Opinion

Credit Card Issuers Finally Get Roughed Up

 

NEW YORK (TheStreet) -- A dirty little secret in banking has been splattered all over the front pages recently: the entire home-foreclosure process is FUBAR.

But this isn't new. A great judge in Queens, N.Y., named Arthur Schack was writing scathing legal opinions on skuzzy foreclosures years ago, long before he gained notoriety for tossing foreclosures out of court.

If you put your head down on the tracks, you can hear another legal rumbling. Only this time, the approaching express isn't screwed-up foreclosures but screwed-up credit card collection lawsuits. Tied to the tracks, metaphorically speaking, are every major bank that has significant credit card exposure: JPMorgan(JPM), Bank of America(BAC), Citigroup(C), Capital One(COF), American Express(AXP) and so on. It's a rumble of consumers fighting back, and judges refusing to be an extension of the big banks' collection departments. It's a lovely sound.

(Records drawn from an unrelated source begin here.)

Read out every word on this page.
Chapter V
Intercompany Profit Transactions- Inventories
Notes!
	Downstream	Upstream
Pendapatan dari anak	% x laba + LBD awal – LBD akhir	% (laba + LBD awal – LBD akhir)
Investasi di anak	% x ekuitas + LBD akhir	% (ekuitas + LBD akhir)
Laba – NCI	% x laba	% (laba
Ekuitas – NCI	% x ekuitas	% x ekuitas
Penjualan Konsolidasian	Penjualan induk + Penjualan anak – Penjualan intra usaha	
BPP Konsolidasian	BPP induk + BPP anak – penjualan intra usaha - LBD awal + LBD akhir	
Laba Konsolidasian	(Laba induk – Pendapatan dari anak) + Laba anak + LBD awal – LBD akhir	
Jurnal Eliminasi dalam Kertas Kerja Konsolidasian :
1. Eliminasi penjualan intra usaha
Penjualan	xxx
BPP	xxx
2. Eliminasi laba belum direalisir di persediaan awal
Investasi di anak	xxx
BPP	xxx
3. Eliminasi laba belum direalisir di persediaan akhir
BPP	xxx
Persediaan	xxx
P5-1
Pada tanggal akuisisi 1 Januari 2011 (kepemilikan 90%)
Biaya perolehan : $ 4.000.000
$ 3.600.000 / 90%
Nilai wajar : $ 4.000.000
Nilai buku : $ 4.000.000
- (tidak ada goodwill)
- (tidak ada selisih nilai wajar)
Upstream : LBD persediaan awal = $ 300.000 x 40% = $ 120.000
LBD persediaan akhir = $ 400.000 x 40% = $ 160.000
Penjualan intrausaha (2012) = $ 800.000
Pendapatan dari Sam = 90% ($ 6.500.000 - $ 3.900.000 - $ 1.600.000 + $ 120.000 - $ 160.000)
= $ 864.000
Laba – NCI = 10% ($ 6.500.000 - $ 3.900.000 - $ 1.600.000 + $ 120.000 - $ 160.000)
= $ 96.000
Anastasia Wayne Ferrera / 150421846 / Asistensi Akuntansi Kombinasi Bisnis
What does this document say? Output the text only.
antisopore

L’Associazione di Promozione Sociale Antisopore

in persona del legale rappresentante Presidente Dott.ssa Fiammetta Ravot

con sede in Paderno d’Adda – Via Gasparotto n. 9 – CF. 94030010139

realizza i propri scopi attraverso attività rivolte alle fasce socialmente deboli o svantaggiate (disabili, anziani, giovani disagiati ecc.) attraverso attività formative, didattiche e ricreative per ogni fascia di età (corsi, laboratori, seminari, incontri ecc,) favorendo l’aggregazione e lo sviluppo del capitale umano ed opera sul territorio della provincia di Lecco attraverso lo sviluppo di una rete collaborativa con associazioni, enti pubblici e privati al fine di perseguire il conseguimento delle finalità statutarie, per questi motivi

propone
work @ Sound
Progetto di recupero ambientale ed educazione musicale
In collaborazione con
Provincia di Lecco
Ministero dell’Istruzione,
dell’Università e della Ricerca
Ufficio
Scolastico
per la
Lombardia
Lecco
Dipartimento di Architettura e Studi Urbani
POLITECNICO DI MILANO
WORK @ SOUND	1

You can see evidence of it on the Internet, on consumer- and debtor-oriented Web sites -- such as this one that's not too fond of Bank of America. Delinquent credit card customers, who are often subjected to thuggish collection tactics and fraudulent "sewer service," are finding that credit card companies have the same Achilles heel as the mortgage bankers. The paperwork that accompanies credit card collection lawsuits can be as screwed-up and deficient as the famously loosey-goosey foreclosure documents.

I'm not saying there are phony signatures and stuff like that out there (though it wouldn't surprise me). Like mortgages in foreclosure, defaulted credit card accounts are often pushed into court without proper paperwork. This is especially so when credit card receivables are sold to collection agencies for pennies on the dollar, often -- as in the secondary mortgage market -- without proper paperwork being forwarded, so there isn't always evidence that the money is actually owed.

Courts are getting so picky that even the heinous mandatory arbitration system -- in which cardholders, like brokerage customers, are dragged into "kangaroo court" proceedings -- is being thwarted by conscientious jurists. To which I can only say, "Bravo!" The playing field has tilted too far in favor of the banks, and this can help counter that trend. It's also a kind of rough justice -- the price that bankers pay for sending credit cards to anyone with a heartbeat. When the customers they try to screw with the "sweat box" and other usurious tactics fight back -- well, what can I say? My heart goes out to those poor, downtrodden bankers.